Türkiye’yi Bilgi Çağı’dan uzak tutma potansiyeli olan, çağdışı İnternet Yasası ne yazık ki Cumhurbaşkanı Ahmet Necdet Sezer’in onayından da geçti.
Önüne onay için gelen her yasayı, büyük bir titizlikle didik didik eden, toplumun çeşitli kesimlerinden gelecek eleştirilere kulak veren Ahmet Necdet Sezer, ana muhalefet partisi CHP’nin de yasaya verdiği örtülü destekten etkilenmiş olacak ki bu kez ince eleyip sık dokumadan onaylayıverdi bu kritik yasayı.
Halbuki yasada, İnternet’in ruhunu bilmeyen hukukçuların kolay kolay fark edemeyeceği bir açık var. Yasa ilk bakışta anayasaya aykırı gözükmüyor ancak uygulamada anayasaya aykırılık yaratacak önemli bir boşluğu var.
Yasaya göre kurulucak olan bir Başkanlık, İnternet sitelerini izleyerek, örneğin müstehcen bulduğu içeriğe erişimin engellenmesini sağlayabilecek.
Ancak bu engellemenin müstehcen içeriğe sahip sayfaya mı yoksa sayfanın barındırıldığı tüm siteye mi yapılacağı yasada açık değil.
Yani eğer yasa, engellemenin tüm siteye yapılacağı şeklinde yorumlanıp uygulamaya konulursa sansürün yolu açılacak demektir.

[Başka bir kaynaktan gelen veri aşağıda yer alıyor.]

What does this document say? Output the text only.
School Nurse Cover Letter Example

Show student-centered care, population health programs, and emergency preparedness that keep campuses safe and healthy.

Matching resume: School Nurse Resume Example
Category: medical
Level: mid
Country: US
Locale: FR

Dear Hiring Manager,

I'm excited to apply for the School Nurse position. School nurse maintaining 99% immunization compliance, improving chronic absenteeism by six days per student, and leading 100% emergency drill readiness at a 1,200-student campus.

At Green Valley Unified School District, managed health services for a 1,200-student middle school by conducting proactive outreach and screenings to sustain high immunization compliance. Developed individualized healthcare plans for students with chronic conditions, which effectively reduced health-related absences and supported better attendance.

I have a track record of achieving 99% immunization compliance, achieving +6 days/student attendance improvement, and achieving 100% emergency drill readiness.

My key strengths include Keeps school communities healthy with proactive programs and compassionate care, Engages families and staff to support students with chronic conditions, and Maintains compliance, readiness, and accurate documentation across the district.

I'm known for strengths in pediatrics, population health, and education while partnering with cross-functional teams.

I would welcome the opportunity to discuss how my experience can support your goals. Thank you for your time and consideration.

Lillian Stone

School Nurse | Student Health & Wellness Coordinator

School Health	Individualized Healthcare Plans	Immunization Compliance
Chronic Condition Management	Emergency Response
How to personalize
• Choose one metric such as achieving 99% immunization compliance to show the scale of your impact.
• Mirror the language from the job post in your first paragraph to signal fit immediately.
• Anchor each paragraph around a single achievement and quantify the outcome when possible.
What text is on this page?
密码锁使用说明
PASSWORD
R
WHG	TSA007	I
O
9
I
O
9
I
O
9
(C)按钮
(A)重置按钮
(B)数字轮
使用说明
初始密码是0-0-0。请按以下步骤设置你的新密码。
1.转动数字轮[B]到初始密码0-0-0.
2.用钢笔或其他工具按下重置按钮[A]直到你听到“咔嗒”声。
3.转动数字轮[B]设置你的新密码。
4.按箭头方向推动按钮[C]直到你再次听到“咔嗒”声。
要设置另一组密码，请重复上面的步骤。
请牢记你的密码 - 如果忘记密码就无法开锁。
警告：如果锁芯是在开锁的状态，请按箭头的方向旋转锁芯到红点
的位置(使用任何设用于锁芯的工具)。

Örneğin bir haber sitesinde gösü açılan bir tenisçi fotoğrafı yayınlandığını düşünün. Ve Başkanlık bu fotoğrafı müstehcen bulup erişimi engelleme kararı almış olsun.
Engelleme müstehcen fotoğrafın yayınlandığı sayfaya değil de haber sitesinin tümüne uygulanırsa, bu Anayasa’nın düşünceyi yayma ve basın özgürlüklerini düzenleyen 26 ve 28. maddelerinin açıkça ihlal edilmesi anlamına gelir.
Cumhurbaşkanı Sezer, istese yasayı uygulamada anayasaya aykırılık yaratabilecek eksikliklerinin giderilmesi için tekrar görüşülmek üzere TBMM’yi iade edebilirdi.
Ne yazık ki etmedi. Bize de yasanın yürütülmesine yönelik yönetmelikleri beklemek kaldı. Umarız bu ve benzeri açıklar yönetmelikte düzeltilir.
Yoksa erişim engellemesine karşı açılacak ilk dava, hakim kararıyla Anayasa Mahkemesine yansır.
Ancak arada olan İnternet’e asıl gücünü veren sıradan İnternet kullanıcılarına olur. Bu da İnternet’in sunduğu fırsatları vatandaşlarına kullandırtmayan Türkiye’nin Sanayi Çağı’nı kaçırdığı gibi Bilgi Çağı’nı da ıskalaması anlamına gelir.